В это место лейтенант Пак Ён Нам забрёл совершенно случайно, на кураже после удачного, даже сверхудачного, рейда. Шутка ли — наткнуться на нетронутый склад южан. Особенно, когда продовольствие у группы практически на нуле, а боеприпасов только на пару минут хорошего боя. Хотя, насчет боя он, возможно, погорячился. Драться сейчас ни к чему. Совсем ни к чему. Тем более после такой находки…
— Кто такие⁈ Отвечать коротко, чётко, по существу!
Луч фонарика метался по помещению, выхватывая то одно, то другое испуганное девичье лицо. Всего девушек находилось в подвале десятка два. «Зачем они сюда забрались, от кого прятались?» Эти вопросы интересовали Пака постольку-поскольку. «Что с ними делать?» было гораздо важнее…

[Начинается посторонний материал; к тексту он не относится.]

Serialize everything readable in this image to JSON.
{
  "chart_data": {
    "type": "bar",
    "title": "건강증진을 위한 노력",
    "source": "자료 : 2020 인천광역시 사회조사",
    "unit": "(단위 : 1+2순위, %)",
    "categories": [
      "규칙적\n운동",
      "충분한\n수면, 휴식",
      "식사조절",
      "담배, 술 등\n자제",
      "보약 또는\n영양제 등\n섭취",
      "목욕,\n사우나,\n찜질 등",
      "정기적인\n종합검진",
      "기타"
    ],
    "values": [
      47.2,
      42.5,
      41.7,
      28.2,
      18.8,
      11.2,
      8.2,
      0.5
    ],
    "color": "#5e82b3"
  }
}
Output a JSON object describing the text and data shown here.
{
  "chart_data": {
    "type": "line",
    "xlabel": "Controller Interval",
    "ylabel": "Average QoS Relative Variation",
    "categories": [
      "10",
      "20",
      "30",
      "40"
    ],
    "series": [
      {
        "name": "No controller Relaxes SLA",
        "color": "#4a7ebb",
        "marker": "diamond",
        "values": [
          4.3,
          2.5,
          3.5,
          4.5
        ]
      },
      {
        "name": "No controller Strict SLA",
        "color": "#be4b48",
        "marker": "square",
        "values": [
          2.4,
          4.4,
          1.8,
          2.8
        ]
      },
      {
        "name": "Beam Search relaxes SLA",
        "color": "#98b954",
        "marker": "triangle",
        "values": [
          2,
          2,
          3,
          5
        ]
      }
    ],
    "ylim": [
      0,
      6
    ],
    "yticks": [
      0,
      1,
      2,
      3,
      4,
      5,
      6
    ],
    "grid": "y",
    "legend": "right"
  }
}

— Мы из Вонджу. Студентки, — пискнули откуда-то с краю.
Луч света уперся в заговорившую.
«Симпатичная, — машинально отметил Пак. — Только грязная. Отмыть бы…»
То, что и сам он сейчас грязнее чёрта, лейтенант, конечно же, позабыл.
— Что вы тут делаете?
— Нас заперли.
— Кто?
— Мы не знаем.
— Давно?
— Третий день.
Пак почесал затылок. На двери подвала висел замок, так что мог бы и сам догадаться, что их тут держали как пленниц. Или рабынь, без разницы. В любом случае, это неважно. Главное, что хозяин теперь будет у них другой…
— Жрать хотите?
По прокатившемуся по подвалу шуму лейтенант понял, что этот вопрос он мог бы не задавать.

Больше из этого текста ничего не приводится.